Stretch marks are tiny tears in the dermis − the second layer of skin − that result in permanent scarring. They occur when the tissue under the skin is stretched and loses its elasticity. Marks vary in color, ranging from red to purple and usually fading to white or flesh color over time. Some stretch marks will disappear altogether.
Stretch Marks are a Normal Part of Puberty
It is normal for teenagers to get some stretch marks. The marks occur when a person experiences a significant amount of growth or weight gain in a short period of time, such as during puberty. Getting stretch marks does not necessarily mean a person is overweight. Thin people can get the marks too, especially when experiencing a rapid growth spurt.
Who Gets Stretch Marks?
There are certain factors that increase a person’s chances of stretch marks, including:
- Having a dry skin type
- Rapid weight gain or loss
Most people think that only girls get stretch marks. Although they are more common in girls, boys can get stretch marks too, especially those who lift weights and gain a lot of weight quickly.
Stretch marks typically appear on the breasts, thighs, hips and butt, but some people will get marks on their backs and upper arms as well.
Making Stretch Marks Less Obvious
Although many manufacturers claim products containing emu oil, oleic acid, cocoa butter, wheat germ oil, vitamin E and lanolin will make stretch marks disappear, there is no scientific data backing up these claims. There are, however, many ways to make stretch marks less noticeable:
Sunless tanning treatments − Over-the-counter sprays or in-salon treatments can help to cover up stretch marks.

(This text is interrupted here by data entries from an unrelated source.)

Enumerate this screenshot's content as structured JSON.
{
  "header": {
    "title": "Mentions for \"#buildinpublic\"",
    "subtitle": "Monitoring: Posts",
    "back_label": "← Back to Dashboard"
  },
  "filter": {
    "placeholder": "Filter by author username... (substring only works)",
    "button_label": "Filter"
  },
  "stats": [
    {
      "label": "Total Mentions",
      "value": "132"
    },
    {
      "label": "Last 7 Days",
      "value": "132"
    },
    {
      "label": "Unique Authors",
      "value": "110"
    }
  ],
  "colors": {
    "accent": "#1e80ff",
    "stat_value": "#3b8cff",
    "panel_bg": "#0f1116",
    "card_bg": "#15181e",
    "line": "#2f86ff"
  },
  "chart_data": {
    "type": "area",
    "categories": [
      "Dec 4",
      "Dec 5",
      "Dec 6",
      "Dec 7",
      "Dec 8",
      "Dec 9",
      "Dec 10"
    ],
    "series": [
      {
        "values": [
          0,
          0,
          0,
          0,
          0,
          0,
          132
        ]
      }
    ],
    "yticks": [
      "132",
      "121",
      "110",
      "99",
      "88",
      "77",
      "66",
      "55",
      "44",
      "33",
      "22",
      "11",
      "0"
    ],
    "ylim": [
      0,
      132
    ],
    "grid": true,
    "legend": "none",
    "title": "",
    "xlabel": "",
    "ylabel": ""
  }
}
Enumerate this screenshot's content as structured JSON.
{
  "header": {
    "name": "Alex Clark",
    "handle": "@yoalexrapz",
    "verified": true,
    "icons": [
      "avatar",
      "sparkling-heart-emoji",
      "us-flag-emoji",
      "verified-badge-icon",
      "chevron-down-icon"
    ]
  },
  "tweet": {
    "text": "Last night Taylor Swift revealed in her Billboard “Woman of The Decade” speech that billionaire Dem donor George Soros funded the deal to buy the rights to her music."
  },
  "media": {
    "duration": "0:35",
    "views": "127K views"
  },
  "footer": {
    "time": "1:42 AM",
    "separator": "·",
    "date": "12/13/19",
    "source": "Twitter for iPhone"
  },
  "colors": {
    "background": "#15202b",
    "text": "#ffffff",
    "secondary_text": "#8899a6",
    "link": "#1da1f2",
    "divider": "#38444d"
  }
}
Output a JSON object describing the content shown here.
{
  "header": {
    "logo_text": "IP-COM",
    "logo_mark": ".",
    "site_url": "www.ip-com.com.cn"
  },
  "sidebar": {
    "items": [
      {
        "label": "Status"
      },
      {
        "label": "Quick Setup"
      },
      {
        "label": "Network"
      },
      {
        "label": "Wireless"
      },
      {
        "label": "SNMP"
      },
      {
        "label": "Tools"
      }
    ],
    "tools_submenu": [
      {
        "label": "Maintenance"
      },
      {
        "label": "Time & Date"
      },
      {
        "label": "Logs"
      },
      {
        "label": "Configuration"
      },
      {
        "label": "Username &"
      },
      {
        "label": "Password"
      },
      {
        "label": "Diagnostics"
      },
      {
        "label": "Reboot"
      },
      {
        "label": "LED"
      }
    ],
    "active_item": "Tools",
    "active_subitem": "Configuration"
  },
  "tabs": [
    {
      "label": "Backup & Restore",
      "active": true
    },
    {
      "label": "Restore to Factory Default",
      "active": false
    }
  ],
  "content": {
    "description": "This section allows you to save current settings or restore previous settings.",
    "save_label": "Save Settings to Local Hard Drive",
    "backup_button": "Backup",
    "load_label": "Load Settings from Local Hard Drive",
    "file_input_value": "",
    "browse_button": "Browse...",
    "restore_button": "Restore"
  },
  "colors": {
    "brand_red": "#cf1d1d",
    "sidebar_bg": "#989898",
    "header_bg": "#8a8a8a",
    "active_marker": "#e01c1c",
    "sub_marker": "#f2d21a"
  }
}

Outdoor tanning or tanning beds do not work to diminish the appearance of stretch marks because the marks do not tan as well as undamaged skin.
Body makeup − When matched to an individual’s skin tone, body makeup can temporarily cover stretch marks.
Surgery − A dermatologist or plastic surgeon can use surgery or certain techniques to reduce the appearance of stretch marks. Microdermabrasion and laser treatments, although expensive, can make stretch marks less visible. Such techniques are not recommended for teens that are still growing.
Retin-A − Some dermatologists prescribe Retin-A Micro, a topical vitamin A treatment, to fade stretch marks.
When to Call a Doctor
If your child has stretch marks but has not experienced a rapid weight gain or growth spurt, there may be a different medical reason for the marks. Schedule an appointment with your child’s physician for an examination right away.